Brid Mason, Fr. Anthony Gaughan and Eamonn Dillon at the award ceremony.
Memories of Christmas in Ireland in the 40s and early 50s
By Marie (Canty) Sham
Maria grew up in O’Connell’s Avenue Listowel. Here she looks back on a very happy Christmas time.
Going to the wood to cut the holly which grew wild, and the moss to put on the crib.
Christmas Eve cleaning the house, the excitement of setting up the crib filling jam jars with sand and putting the candles in them, decorating them with crepe paper, putting up paper chains, my mother would have made a large Christmas pudding in a gallon and put it aside.
The turkey or goose was bought at the local market and plucked by our neighbour Bill Boyle. He must have done it for everyone because the road would be covered in feathers. The innards were still warm when it was cleaned out, that was all on Christmas Eve so it was fresh.
We were not well off but we were lucky as my father was always working, we were not short of anything. At that time in Kerry there was a lot of unemployment.
The shops mam shopped in during the year gave a Christmas box. One shop would give tea, sugar and maybe a pot of jam. That shop was called Jet Stacks and it is not there now. The butcher Murphy’s would send Danny to deliver us maybe a large piece of lamb, of course it would be delivered by him on his bicycle with a basket in front.
I can also remember a donkey and cart outside the shops with a tea chest and all the shopping would be put into it. These people would be from the country and would not come to town again until after Christmas.
There was a shop called Fitzgibbons and we would pay in whatever we could afford for toys or anything else. I paid in sixpence a week for a sewing box and I still had it when I got married. Mam paid every week for the Nativity figures for the crib I have never seen anything so beautiful since.

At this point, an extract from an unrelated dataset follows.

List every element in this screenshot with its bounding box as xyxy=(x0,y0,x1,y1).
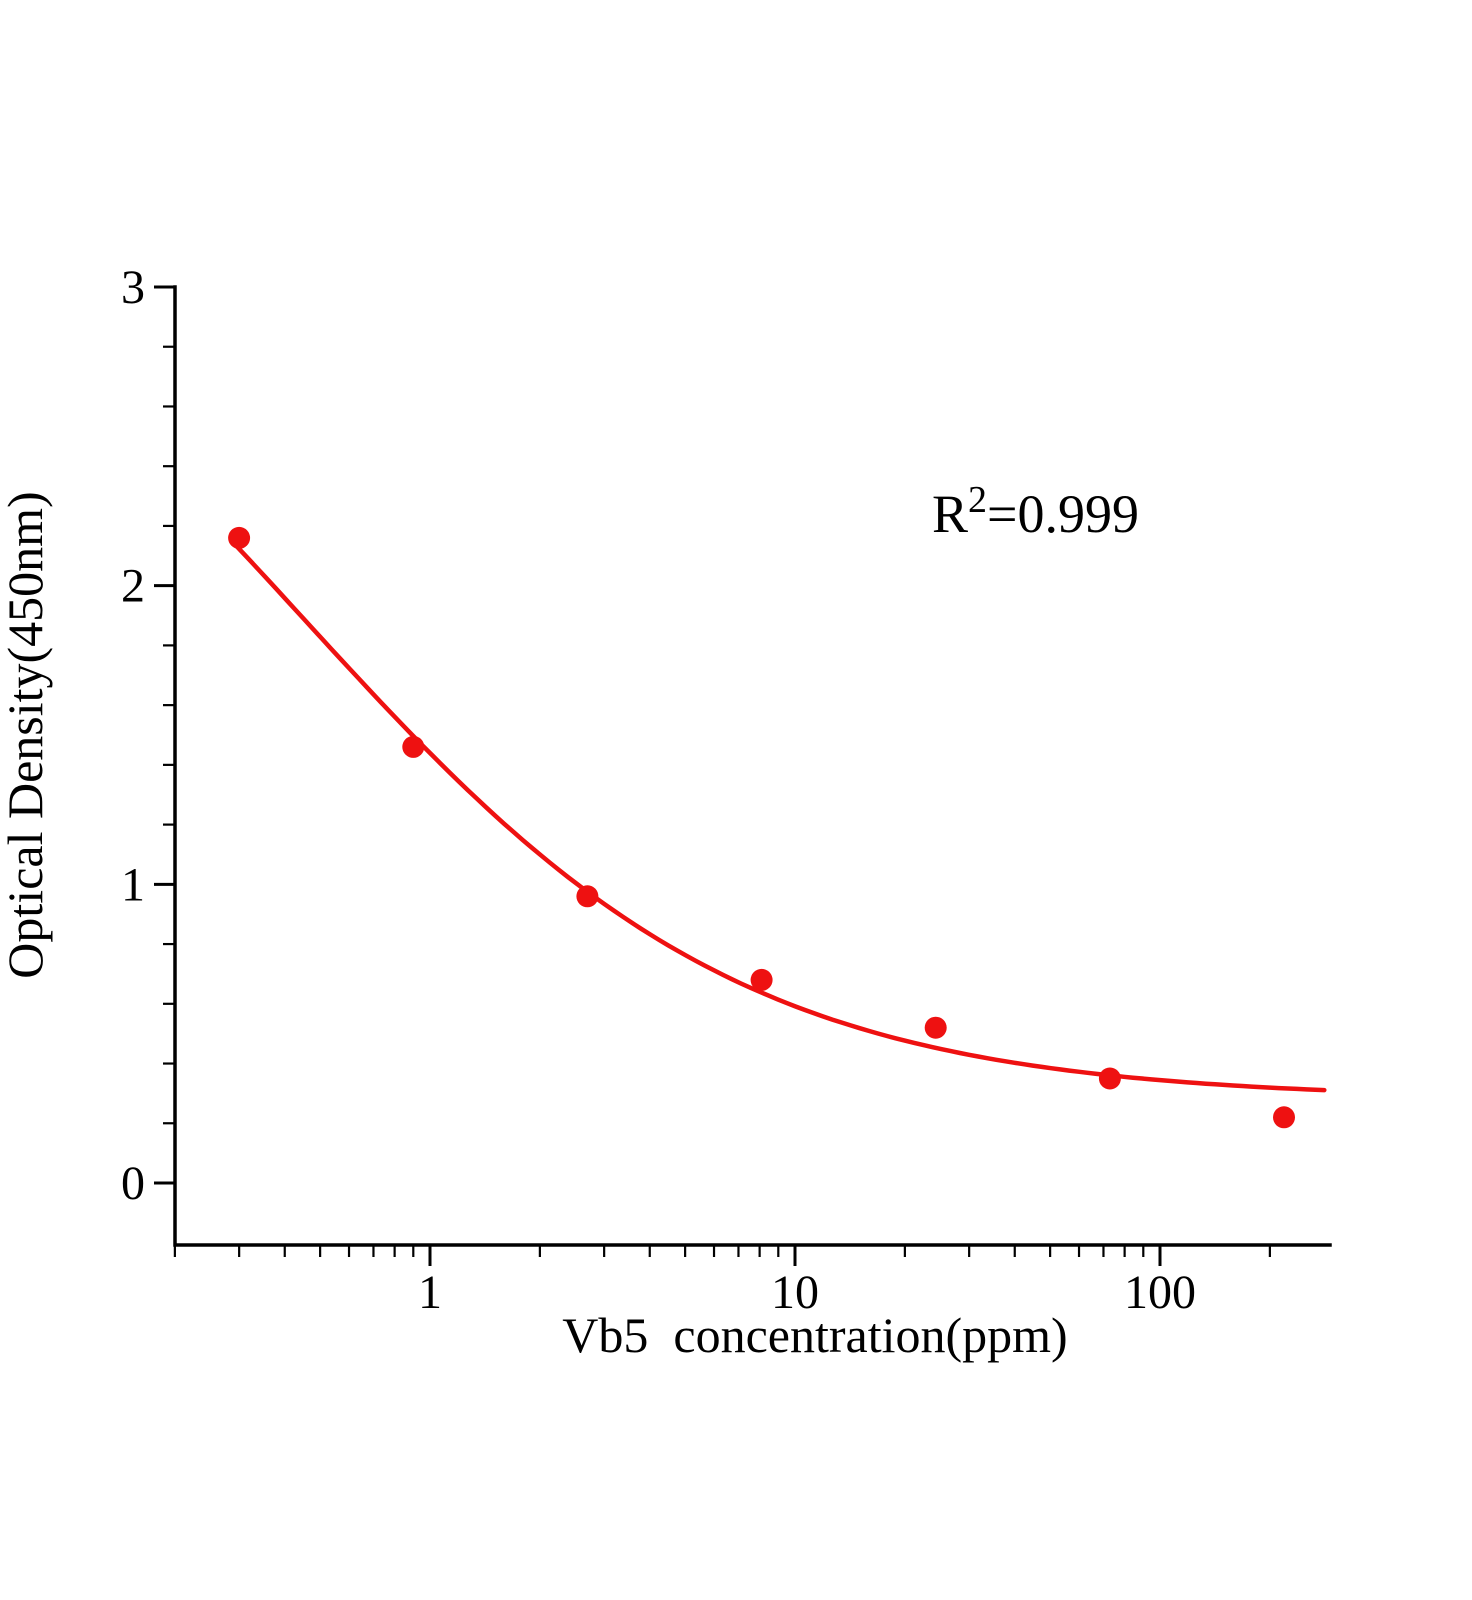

The ham would be on the boil and with the crib set up. The candles would be lit by the youngest member of the house, I think at 7 o clock
Our clean clothes would be kept warm over the range ready for midnight mass.
Going out on the frosty night and seeing all the windows with lighted candles was wonderful.

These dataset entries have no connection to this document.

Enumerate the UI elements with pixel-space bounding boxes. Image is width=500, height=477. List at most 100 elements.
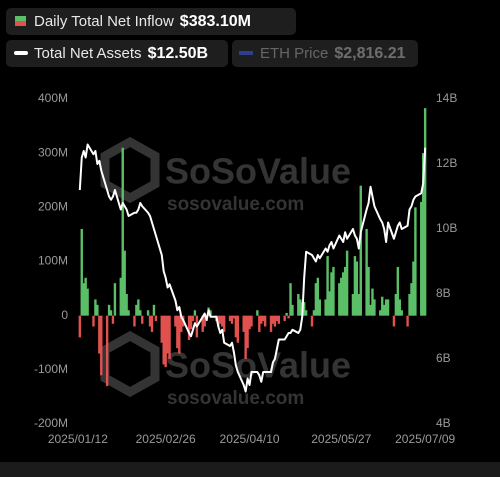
bottom-strip (0, 462, 500, 477)
bar (351, 294, 355, 316)
bar (394, 294, 398, 316)
bar (135, 304, 138, 316)
bar (263, 315, 267, 327)
bar (373, 299, 376, 316)
watermark-logo (100, 330, 160, 398)
bar (180, 315, 183, 332)
bar (127, 310, 130, 316)
bar (174, 315, 177, 327)
legend-value: $12.50B (148, 45, 209, 62)
bar (314, 283, 318, 316)
bar (318, 299, 321, 316)
bar (260, 315, 263, 324)
bar (107, 304, 111, 316)
bar (400, 310, 403, 316)
bar (287, 315, 290, 319)
bar (353, 256, 357, 316)
y2-tick-label: 12B (436, 156, 457, 170)
legend-label: Daily Total Net Inflow (34, 13, 174, 30)
bar (330, 272, 333, 316)
bar (203, 315, 206, 327)
bar (191, 315, 195, 322)
bar (96, 304, 99, 316)
bar (246, 315, 249, 349)
bar (420, 201, 423, 316)
bar (273, 315, 277, 327)
legend-label: Total Net Assets (34, 45, 142, 62)
legend-swatch (15, 16, 26, 21)
line (78, 143, 427, 393)
bar (371, 288, 374, 316)
bar (111, 315, 115, 324)
bar (141, 315, 144, 324)
bar (234, 315, 238, 338)
x-tick-label: 2025/05/27 (311, 432, 371, 446)
bar (242, 315, 245, 332)
watermark-brand: SoSoValue (165, 151, 351, 192)
bar (328, 291, 331, 316)
bar (338, 283, 341, 316)
bar (236, 315, 240, 343)
y2-tick-label: 4B (436, 416, 451, 430)
bar (398, 299, 401, 316)
bar (150, 315, 154, 332)
watermark-brand: SoSoValue (165, 345, 351, 386)
y2-tick-label: 8B (436, 286, 451, 300)
bar (92, 315, 95, 327)
bar (381, 296, 384, 316)
bar (423, 108, 427, 316)
y2-tick-label: 14B (436, 91, 457, 105)
bar (125, 294, 128, 316)
y-tick-label: 0 (61, 308, 68, 322)
bar (228, 315, 232, 322)
bar (166, 315, 169, 354)
bar (248, 315, 251, 330)
legend-swatch (15, 21, 26, 26)
x-tick-label: 2025/02/26 (136, 432, 196, 446)
bar (291, 304, 294, 316)
bar (187, 315, 191, 341)
bar (316, 277, 320, 316)
bar (414, 207, 417, 316)
x-tick-label: 2025/07/09 (395, 432, 455, 446)
bar (302, 302, 306, 316)
bar (299, 299, 302, 316)
legend-label: ETH Price (260, 45, 328, 62)
bar (406, 315, 409, 327)
bar (386, 299, 390, 316)
bar (345, 250, 349, 316)
bar (94, 299, 97, 316)
bar (357, 294, 361, 316)
bar (168, 315, 171, 359)
watermark-url: sosovalue.com (167, 388, 304, 409)
watermark-url: sosovalue.com (167, 194, 304, 215)
bar (82, 283, 85, 316)
bar (178, 315, 181, 354)
bar (384, 299, 388, 316)
bar (164, 315, 167, 368)
bar (343, 266, 347, 316)
bar (221, 315, 224, 327)
bar (410, 283, 413, 316)
bar (332, 266, 335, 316)
bar (412, 261, 415, 316)
x-tick-label: 2025/01/12 (48, 432, 108, 446)
bar (222, 315, 226, 332)
bar (219, 315, 222, 324)
bar (100, 315, 103, 376)
bar (123, 250, 126, 316)
bar (133, 315, 136, 327)
bar (379, 310, 382, 316)
bar (324, 299, 327, 316)
bar (392, 315, 396, 327)
legend-box (232, 40, 418, 67)
bar (113, 283, 117, 316)
bar (396, 266, 400, 316)
y-tick-label: 100M (38, 254, 68, 268)
bar (217, 315, 220, 327)
bar (262, 315, 265, 322)
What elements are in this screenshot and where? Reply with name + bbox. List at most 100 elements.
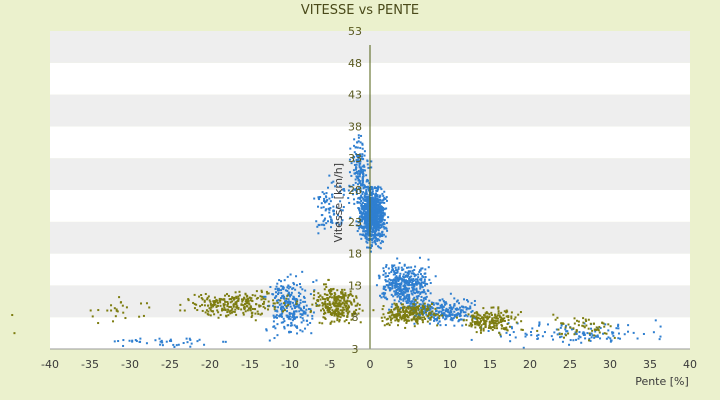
- scatter-point: [388, 308, 391, 311]
- scatter-point: [587, 318, 590, 321]
- scatter-point: [356, 146, 359, 149]
- scatter-point: [362, 169, 365, 172]
- scatter-point: [412, 286, 415, 289]
- scatter-point: [409, 302, 412, 305]
- scatter-point: [330, 226, 333, 229]
- scatter-point: [436, 306, 439, 309]
- scatter-point: [557, 328, 560, 331]
- scatter-point: [506, 310, 509, 313]
- scatter-point: [233, 310, 236, 313]
- scatter-point: [440, 306, 443, 309]
- scatter-point: [438, 310, 441, 313]
- scatter-point: [385, 284, 388, 287]
- scatter-point: [369, 227, 372, 230]
- scatter-point: [237, 299, 240, 302]
- scatter-point: [453, 310, 456, 313]
- scatter-point: [413, 275, 416, 278]
- scatter-point: [296, 332, 299, 335]
- scatter-point: [361, 208, 364, 211]
- scatter-point: [359, 166, 362, 169]
- scatter-point: [283, 302, 286, 305]
- scatter-point: [335, 206, 338, 209]
- scatter-point: [428, 322, 431, 325]
- scatter-point: [379, 220, 382, 223]
- scatter-point: [395, 288, 398, 291]
- scatter-point: [267, 292, 270, 295]
- scatter-point: [363, 186, 366, 189]
- scatter-point: [232, 310, 235, 313]
- x-tick-label: -40: [41, 358, 59, 371]
- scatter-point: [348, 306, 351, 309]
- scatter-point: [358, 220, 361, 223]
- scatter-point: [582, 321, 585, 324]
- scatter-point: [396, 292, 399, 295]
- scatter-point: [261, 295, 264, 298]
- scatter-point: [243, 297, 246, 300]
- scatter-point: [380, 210, 383, 213]
- scatter-point: [409, 306, 412, 309]
- scatter-point: [209, 302, 212, 305]
- scatter-point: [370, 187, 373, 190]
- scatter-point: [359, 212, 362, 215]
- scatter-point: [357, 178, 360, 181]
- scatter-point: [357, 160, 360, 163]
- scatter-point: [416, 280, 419, 283]
- scatter-point: [426, 305, 429, 308]
- scatter-point: [348, 300, 351, 303]
- scatter-point: [583, 322, 586, 325]
- scatter-point: [419, 316, 422, 319]
- scatter-point: [396, 314, 399, 317]
- scatter-point: [349, 216, 352, 219]
- scatter-point: [280, 306, 283, 309]
- scatter-point: [283, 304, 286, 307]
- scatter-point: [420, 281, 423, 284]
- scatter-point: [372, 233, 375, 236]
- scatter-point: [376, 189, 379, 192]
- scatter-point: [376, 211, 379, 214]
- scatter-point: [508, 333, 511, 336]
- scatter-point: [382, 287, 385, 290]
- scatter-point: [348, 184, 351, 187]
- scatter-point: [326, 299, 329, 302]
- scatter-point: [412, 312, 415, 315]
- scatter-point: [341, 301, 344, 304]
- scatter-point: [224, 294, 227, 297]
- scatter-point: [349, 147, 352, 150]
- scatter-point: [245, 305, 248, 308]
- scatter-point: [355, 175, 358, 178]
- scatter-point: [238, 294, 241, 297]
- scatter-point: [354, 178, 357, 181]
- scatter-point: [369, 193, 372, 196]
- scatter-point: [585, 320, 588, 323]
- scatter-point: [383, 316, 386, 319]
- scatter-point: [462, 306, 465, 309]
- scatter-point: [113, 307, 116, 310]
- scatter-point: [442, 308, 445, 311]
- scatter-point: [362, 233, 365, 236]
- scatter-point: [433, 319, 436, 322]
- scatter-point: [368, 230, 371, 233]
- scatter-point: [256, 296, 259, 299]
- scatter-point: [423, 302, 426, 305]
- scatter-point: [185, 337, 188, 340]
- scatter-point: [484, 320, 487, 323]
- scatter-point: [193, 303, 196, 306]
- scatter-point: [453, 315, 456, 318]
- scatter-point: [420, 283, 423, 286]
- scatter-point: [414, 265, 417, 268]
- scatter-point: [397, 294, 400, 297]
- scatter-point: [353, 188, 356, 191]
- scatter-point: [361, 202, 364, 205]
- scatter-point: [295, 301, 298, 304]
- scatter-point: [403, 284, 406, 287]
- scatter-point: [131, 340, 134, 343]
- scatter-point: [179, 309, 182, 312]
- scatter-point: [575, 332, 578, 335]
- scatter-point: [392, 278, 395, 281]
- scatter-point: [378, 275, 381, 278]
- scatter-point: [235, 306, 238, 309]
- scatter-point: [425, 313, 428, 316]
- scatter-point: [395, 292, 398, 295]
- scatter-point: [394, 285, 397, 288]
- scatter-point: [203, 299, 206, 302]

Home after mass a warm fire in the range a slice of the ham or maybe a fry! Our stockings would be hanging at the end of the bed. We did not get much; my dad was very good with his hands and would make things for us. He made a scooter once and a rocking horse.
My brother Neil wanted a mouth organ and it was like in the song Scarlet Ribbons, dad went to so many shops until he got one for him. I was too young to remember that but mam told that story.

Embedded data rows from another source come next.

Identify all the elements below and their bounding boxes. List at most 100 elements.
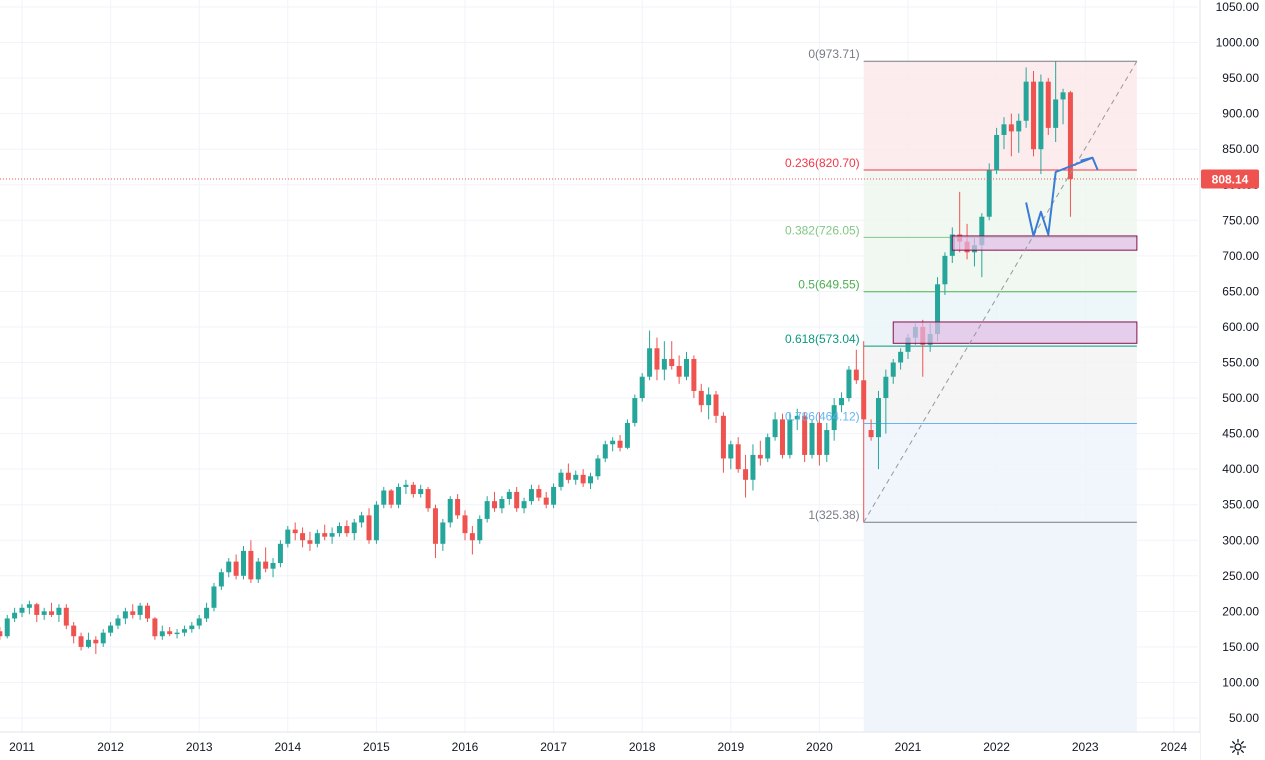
- price-tick-label: 700.00: [1222, 249, 1259, 263]
- candle-body: [63, 607, 69, 626]
- projection-path[interactable]: [1025, 156, 1093, 237]
- candle: [565, 463, 571, 484]
- candle-body: [639, 376, 645, 399]
- candle-body: [425, 489, 431, 509]
- candle-body: [757, 454, 763, 459]
- candle-body: [277, 543, 283, 564]
- candle: [750, 444, 756, 491]
- candle-body: [831, 405, 837, 431]
- price-tick-label: 650.00: [1222, 284, 1259, 298]
- candle: [543, 491, 549, 509]
- candle: [720, 412, 726, 473]
- candle-body: [824, 430, 830, 455]
- fibonacci-retracement[interactable]: [863, 60, 1137, 732]
- candle: [514, 486, 520, 512]
- candle: [898, 348, 904, 370]
- candle-body: [661, 358, 667, 370]
- candle-body: [543, 497, 549, 505]
- candle: [167, 626, 173, 637]
- candle-body: [868, 430, 874, 438]
- price-axis[interactable]: 1050.001000.00950.00900.00850.00800.0075…: [1199, 0, 1265, 760]
- candle-body: [942, 255, 948, 285]
- candle-body: [565, 472, 571, 480]
- candle-body: [706, 394, 712, 406]
- time-tick-label: 2023: [1072, 740, 1099, 754]
- candle-body: [521, 501, 527, 509]
- support-zone[interactable]: [892, 321, 1138, 344]
- support-zones[interactable]: [892, 235, 1138, 344]
- fib-band: [863, 61, 1137, 171]
- candle: [868, 419, 874, 441]
- candle: [617, 435, 623, 452]
- drawings[interactable]: [0, 60, 1198, 523]
- candle: [211, 582, 217, 612]
- candle: [12, 607, 18, 623]
- candle-body: [233, 561, 239, 576]
- candle: [809, 419, 815, 459]
- candle: [477, 515, 483, 544]
- candle: [853, 349, 859, 384]
- candle: [418, 484, 424, 498]
- candle-body: [890, 362, 896, 377]
- candle-body: [743, 469, 749, 480]
- candle-body: [211, 586, 217, 608]
- candle-body: [1031, 81, 1037, 150]
- candle: [19, 604, 25, 618]
- candle: [1060, 88, 1066, 125]
- candle-body: [691, 358, 697, 391]
- candle: [1053, 61, 1059, 143]
- gear-icon: [1229, 738, 1247, 756]
- candle: [639, 373, 645, 402]
- candle-body: [1060, 92, 1066, 100]
- candle: [0, 626, 3, 640]
- candle: [181, 625, 187, 637]
- candle-body: [396, 486, 402, 505]
- candle-body: [373, 504, 379, 541]
- candle: [373, 501, 379, 544]
- candle: [189, 622, 195, 633]
- candle-body: [366, 515, 372, 541]
- candle: [218, 568, 224, 591]
- candle: [691, 355, 697, 399]
- candle-body: [351, 522, 357, 534]
- fib-level-label: 0.5(649.55): [798, 278, 859, 292]
- candle-body: [853, 369, 859, 381]
- candle-body: [204, 607, 210, 619]
- time-axis[interactable]: 2011 2012 2013 2014 2015 2016 2017 2018 2019 2020…: [0, 731, 1200, 760]
- last-price-value: 808.14: [1212, 173, 1249, 187]
- price-tick-label: 850.00: [1222, 142, 1259, 156]
- candle-body: [1038, 81, 1044, 150]
- candle: [71, 622, 77, 644]
- candle-body: [418, 489, 424, 495]
- candle: [602, 440, 608, 463]
- candle: [410, 481, 416, 498]
- candle: [351, 518, 357, 541]
- candle-body: [159, 631, 165, 637]
- candle-body: [713, 394, 719, 416]
- candle-body: [100, 632, 106, 644]
- candle-body: [676, 366, 682, 377]
- candle-body: [122, 611, 128, 619]
- candle-body: [455, 499, 461, 516]
- candle: [743, 454, 749, 498]
- candle: [580, 469, 586, 487]
- candle-body: [499, 499, 505, 509]
- candle: [883, 369, 889, 434]
- settings-button[interactable]: [1225, 736, 1251, 758]
- support-zone[interactable]: [951, 235, 1138, 251]
- candle-body: [270, 563, 276, 569]
- candle: [130, 604, 136, 619]
- candle: [152, 617, 158, 640]
- candle: [34, 602, 40, 623]
- time-tick-label: 2022: [983, 740, 1010, 754]
- candle: [462, 510, 468, 541]
- candle: [1016, 113, 1022, 153]
- candle: [986, 163, 992, 221]
- candle: [322, 524, 328, 541]
- candle: [388, 489, 394, 509]
- candle-body: [816, 422, 822, 455]
- candle: [1038, 74, 1044, 175]
- candle-body: [728, 444, 734, 459]
- candle-body: [735, 444, 741, 470]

Christmas morning I will never forget waking up to the smell of the turkey roasting.
Up quickly and look if Santa had come, our stockings might have an orange, we always got something. I remember getting roller skates; I also remember getting a fairisle jumper from Santa. The problem was I had seen my aunt knitting it. All the children would be out in the Avenue with their new toys to show off.
Before dinner our neighbour Paddy Galvin would come in to wish a Happy Christmas and mam would give him a bottle of stout. I think that was the only time he ever called in. We would have lemonade and stout in for Christmas.
Dinner was wonderful, our Mam was a great cook. There was Mam Dad, Nelie, Paddy, Doreen and myself. My brother Junie came along later, and after we would wrap up warm and visit the cribs; one in each church, hospital, convent and St Marys and bring home a bit of straw for our crib which I think was blessed.
More food when we got home
Bed and looking forward to St Stephens day and the Wren Boys, no cooking on that day we finished up the leftovers.
What wonderful times!
A sheep, a duck and a rooster were the first passengers in a hot air balloon.